Forecast for the rest of winter season favors snow, average temps

Brian Brant of Escanaba gets ready for a late afternoon cross country skiing excursion starting on Iron Mountain City Park XC Ski Trail on Friday. Brant said he likes to take advantage of the trail when working in Iron Mountain as a way to unwind. “This is it,” he added. “I do this every day when I get out of work.” And Friday was a good day for it, with sunshine and temperatures in the mid- to low-20s. (Iron Mountain Daily News photo by Dennis Mansfield)

IRON MOUNTAIN — The National Weather Service is neutral on the temperature outlook through March but predicts about a 45% chance of above-normal precipitation in the Iron Mountain-Kingsford area.

There’s about a 1-in-4 chance of below-normal precipitation locally as La Nina conditions in the Pacific Ocean are expected to persist through early spring, forecasters say. La Nina, a periodic cooling of the central Pacific, tends to steer storms northward in the U.S.

“The precipitation outlooks for January-February-March are consistent with La Nina composites that favor below-normal precipitation across the southern tier of the continental U.S. with above-normal precipitation more likely from the Great Lakes south to the Ohio and Tennessee valleys along with the Pacific Northwest and northern Rockies,” NWS forecaster Brad Pugh said.

December 2021 was the third-snowiest on record at Iron Mountain-Kingsford with 29 inches measured. Thanks to soaring temperatures at mid-month, the snow depth at the end of December was only 11 inches.

Temperatures last month averaged 22.9 degrees, which was about 2 degrees above normal, according to observations at the Iron Mountain-Kingsford Wastewater Treatment Plant. The highest reading was 50 degrees Dec. 16 and the lowest was minus-6 on Dec. 8.

Water-equivalent precipitation was 2.97 inches, which was nearly double the normal amount.

The snowiest December was in 1968, with 36.5 inches measured, followed by 32.1 inches in 1996.

The 29 inches that fell last month matched the total for December 2019. Average snowfall for the month is 13 inches.

The highest one-day total at the treatment plant was 9 inches on Dec. 11, a record for that date, and it was accompanied by 2.5 inches the evening of Dec. 10.

Although December was wet, 2021 was the driest year at Iron Mountain-Kingsford in nearly a decade.

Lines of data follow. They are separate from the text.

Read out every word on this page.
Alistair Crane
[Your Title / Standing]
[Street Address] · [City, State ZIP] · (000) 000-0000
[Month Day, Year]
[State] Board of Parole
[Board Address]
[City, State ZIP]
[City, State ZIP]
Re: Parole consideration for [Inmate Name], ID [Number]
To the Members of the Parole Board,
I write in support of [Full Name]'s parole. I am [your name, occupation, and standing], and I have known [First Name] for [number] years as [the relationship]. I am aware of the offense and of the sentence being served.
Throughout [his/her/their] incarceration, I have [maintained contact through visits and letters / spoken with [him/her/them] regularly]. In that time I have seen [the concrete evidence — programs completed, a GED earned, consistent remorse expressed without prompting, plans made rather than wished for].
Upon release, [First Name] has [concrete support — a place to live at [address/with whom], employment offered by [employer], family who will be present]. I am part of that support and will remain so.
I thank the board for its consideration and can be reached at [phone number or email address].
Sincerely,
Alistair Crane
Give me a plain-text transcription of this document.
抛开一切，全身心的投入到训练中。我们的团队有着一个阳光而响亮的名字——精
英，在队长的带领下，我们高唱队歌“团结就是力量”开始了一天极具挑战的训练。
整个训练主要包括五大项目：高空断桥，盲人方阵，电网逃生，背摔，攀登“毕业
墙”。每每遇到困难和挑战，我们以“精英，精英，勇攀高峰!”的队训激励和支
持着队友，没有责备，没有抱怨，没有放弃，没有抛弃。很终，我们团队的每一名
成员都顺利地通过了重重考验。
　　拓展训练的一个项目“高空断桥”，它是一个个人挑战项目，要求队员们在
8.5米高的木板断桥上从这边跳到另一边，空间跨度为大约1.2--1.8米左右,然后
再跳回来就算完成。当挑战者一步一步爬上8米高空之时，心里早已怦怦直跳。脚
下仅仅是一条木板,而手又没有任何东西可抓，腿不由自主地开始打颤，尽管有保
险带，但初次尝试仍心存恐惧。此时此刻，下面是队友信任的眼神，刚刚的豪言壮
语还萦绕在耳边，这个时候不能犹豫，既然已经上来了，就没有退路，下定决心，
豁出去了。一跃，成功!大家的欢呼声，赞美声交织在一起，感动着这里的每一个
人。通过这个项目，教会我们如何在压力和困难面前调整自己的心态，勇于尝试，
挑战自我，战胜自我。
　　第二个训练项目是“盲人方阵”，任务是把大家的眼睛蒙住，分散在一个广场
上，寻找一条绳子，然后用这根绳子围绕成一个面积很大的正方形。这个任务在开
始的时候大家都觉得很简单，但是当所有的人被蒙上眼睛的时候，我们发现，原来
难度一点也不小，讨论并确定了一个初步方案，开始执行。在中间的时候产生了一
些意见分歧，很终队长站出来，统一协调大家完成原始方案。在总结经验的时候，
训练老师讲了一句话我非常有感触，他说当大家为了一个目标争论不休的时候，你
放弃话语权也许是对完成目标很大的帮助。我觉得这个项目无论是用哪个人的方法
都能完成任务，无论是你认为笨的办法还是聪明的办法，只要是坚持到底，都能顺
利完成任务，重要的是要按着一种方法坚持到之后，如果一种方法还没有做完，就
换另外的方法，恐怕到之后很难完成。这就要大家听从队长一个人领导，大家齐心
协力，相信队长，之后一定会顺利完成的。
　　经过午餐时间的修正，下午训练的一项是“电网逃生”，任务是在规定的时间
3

Water-equivalent precipitation measured 26.4 inches, 3.6 inches below average and the lowest since 2012, when the total was 23.72 inches.

Precipitation was much higher the previous four years. The two wettest years on record at Iron Mountain-Kingsford occurred in 2017, 39.31 inches, and 2019, 39.3 inches. The 2020 total was 36.97 inches while the 2018 total was 34.73 inches.

Temperatures in 2021 averaged 44.8 degrees. That was 2.1 degrees above the average for this century and 2.9 degrees above the average since local record-keeping began in the early 1900s.

Despite the snowy December, the U.S. Drought Monitor shows moderate drought or extremely dry conditions in northern Wisconsin and the southern U.P., including Iron, Dickinson and Menominee counties.

A storm earlier this week brought heavy snow to a few locations near Lake Superior, including 23 inches at Ishpeming.